Republicans who control the House of Representatives expect to release a stopgap spending measure on Saturday, geared toward averting a partial government shutdown by keeping federal agencies open when current funding expires next Friday.
Moody’s is the last of the three major rating agencies to keep up a top rating for the US government. Fitch modified its rating from triple-A to AA+ in August joining S&P, which has an AA+ rating since 2011.
Moody’s is the last of the three major rating agencies to keep up a top rating for the US government. AP
While it modified its outlook – indicating that a downgrade is feasible over the medium term – Moody’s affirmed its long-term issuer and senior unsecured rankings at ‘Aaa’ citing the US credit and economic strengths.
“The US’ institutional and governance strength can be very high, supported specifically by monetary and macroeconomic policy effectiveness,” it said.
Top officials in President Biden’s administration rejected the move.
White House spokesperson Karine Jean-Pierre said the change was “one more consequence of congressional Republican extremism and dysfunction.”

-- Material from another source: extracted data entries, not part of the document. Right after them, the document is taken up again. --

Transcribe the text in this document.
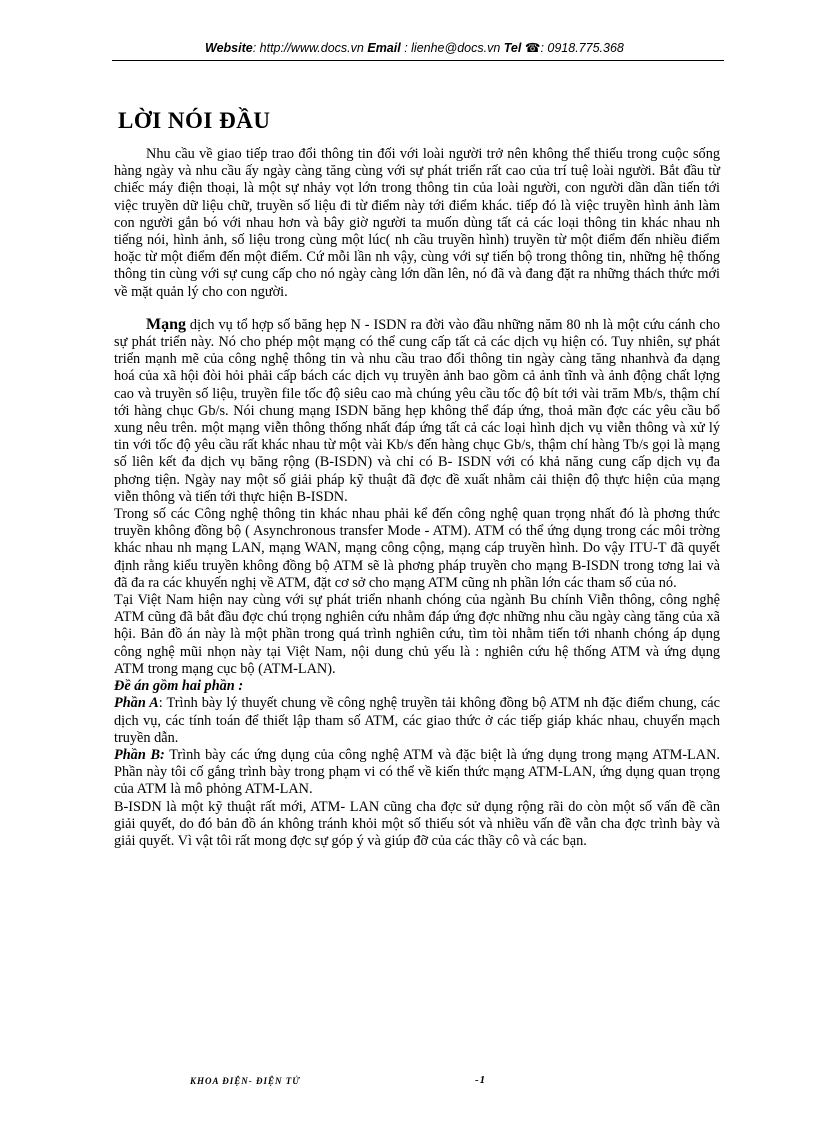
Website: http://www.docs.vn Email : lienhe@docs.vn Tel ☎: 0918.775.368
LỜI NÓI ĐẦU

Nhu cầu về giao tiếp trao đổi thông tin đối với loài người trở nên không thể thiếu trong cuộc sống hàng ngày và nhu cầu ấy ngày càng tăng cùng với sự phát triển rất cao của trí tuệ loài người. Bắt đầu từ chiếc máy điện thoại, là một sự nhảy vọt lớn trong thông tin của loài người, con người dần dần tiến tới việc truyền dữ liệu chữ, truyền số liệu đi từ điểm này tới điểm khác. tiếp đó là việc truyền hình ảnh làm con người gắn bó với nhau hơn và bây giờ người ta muốn dùng tất cả các loại thông tin khác nhau nh tiếng nói, hình ảnh, số liệu trong cùng một lúc( nh cầu truyền hình) truyền từ một điểm đến nhiều điểm hoặc từ một điểm đến một điểm. Cứ mỗi lần nh vậy, cùng với sự tiến bộ trong thông tin, những hệ thống thông tin cùng với sự cung cấp cho nó ngày càng lớn dần lên, nó đã và đang đặt ra những thách thức mới về mặt quản lý cho con người.

Mạng dịch vụ tổ hợp số băng hẹp N - ISDN ra đời vào đầu những năm 80 nh là một cứu cánh cho sự phát triển này. Nó cho phép một mạng có thể cung cấp tất cả các dịch vụ hiện có. Tuy nhiên, sự phát triển mạnh mẽ của công nghệ thông tin và nhu cầu trao đổi thông tin ngày càng tăng nhanhvà đa dạng hoá của xã hội đòi hỏi phải cấp bách các dịch vụ truyền ảnh bao gồm cả ảnh tĩnh và ảnh động chất lợng cao và truyền số liệu, truyền file tốc độ siêu cao mà chúng yêu cầu tốc độ bít tới vài trăm Mb/s, thậm chí tới hàng chục Gb/s. Nói chung mạng ISDN băng hẹp không thể đáp ứng, thoả mãn đợc các yêu cầu bổ xung nêu trên. một mạng viễn thông thống nhất đáp ứng tất cả các loại hình dịch vụ viễn thông và xử lý tin với tốc độ yêu cầu rất khác nhau từ một vài Kb/s đến hàng chục Gb/s, thậm chí hàng Tb/s gọi là mạng số liên kết đa dịch vụ băng rộng (B-ISDN) và chỉ có B- ISDN với có khả năng cung cấp dịch vụ đa phơng tiện. Ngày nay một số giải pháp kỹ thuật đã đợc đề xuất nhằm cải thiện độ thực hiện của mạng viễn thông và tiến tới thực hiện B-ISDN.

Trong số các Công nghệ thông tin khác nhau phải kể đến công nghệ quan trọng nhất đó là phơng thức truyền không đồng bộ ( Asynchronous transfer Mode - ATM). ATM có thể ứng dụng trong các môi trờng khác nhau nh mạng LAN, mạng WAN, mạng công cộng, mạng cáp truyền hình. Do vậy ITU-T đã quyết định rằng kiểu truyền không đồng bộ ATM sẽ là phơng pháp truyền cho mạng B-ISDN trong tơng lai và đã đa ra các khuyến nghị về ATM, đặt cơ sở cho mạng ATM cũng nh phần lớn các tham số của nó.

Tại Việt Nam hiện nay cùng với sự phát triển nhanh chóng của ngành Bu chính Viễn thông, công nghệ ATM cũng đã bắt đầu đợc chú trọng nghiên cứu nhằm đáp ứng đợc những nhu cầu ngày càng tăng của xã hội. Bản đồ án này là một phần trong quá trình nghiên cứu, tìm tòi nhằm tiến tới nhanh chóng áp dụng công nghệ mũi nhọn này tại Việt Nam, nội dung chủ yếu là : nghiên cứu hệ thống ATM và ứng dụng ATM trong mạng cục bộ (ATM-LAN).

Đề án gồm hai phần :

Phần A: Trình bày lý thuyết chung về công nghệ truyền tải không đồng bộ ATM nh đặc điểm chung, các dịch vụ, các tính toán để thiết lập tham số ATM, các giao thức ở các tiếp giáp khác nhau, chuyển mạch truyền dẫn.

Phần B: Trình bày các ứng dụng của công nghệ ATM và đặc biệt là ứng dụng trong mạng ATM-LAN. Phần này tôi cố gắng trình bày trong phạm vi có thể về kiến thức mạng ATM-LAN, ứng dụng quan trọng của ATM là mô phỏng ATM-LAN.

B-ISDN là một kỹ thuật rất mới, ATM- LAN cũng cha đợc sử dụng rộng rãi do còn một số vấn đề cần giải quyết, do đó bản đồ án không tránh khỏi một số thiếu sót và nhiều vấn đề vẫn cha đợc trình bày và giải quyết. Vì vật tôi rất mong đợc sự góp ý và giúp đỡ của các thầy cô và các bạn.

KHOA ĐIỆN- ĐIỆN TỬ	-1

Top officials in President Biden’s administration rejected the move.AP
“While the statement by Moody’s maintains the US’ AAA rating, we disagree with the shift to a negative outlook. The American economy stays strong, and Treasury securities are the world’s preeminent secure and liquid asset,” Deputy Treasury Secretary Wally Adeyemo said in a press release.
Adeyemo said the Biden administration had demonstrated its commitment to fiscal sustainability, including through over $1 trillion in deficit reduction measures included in a June agreement struck with Congress on raising the US debt limit, and Biden’s proposal to cut back the deficit by nearly $2.5 trillion over the following decade.
The outlook change comes at a volatile stretch for the bond market. Treasury yields have soared over the previous couple of months to 16-year highs on expectations the Federal Reserve will keep monetary policy tight, in addition to on US-focused fiscal concerns.
“Continued political polarization inside US Congress raises the chance that successive governments won’t have the opportunity to achieve consensus on a fiscal plan to slow the decline in debt affordability,” Moody’s said.REUTERS
“The sharp rise in US Treasury bond yields this 12 months has increased pre-existing pressure on US debt affordability,” Moody’s said.
Yields, which move inversely to bond prices, have reversed a number of the gains in recent weeks.
“It’s a reminder that the clock is ticking and the markets are moving closer and closer to understanding that we could go into one other period of drama that could lead on ultimately to the federal government shutting down,” said Quincy Krosby, chief global strategist at LPL Financial.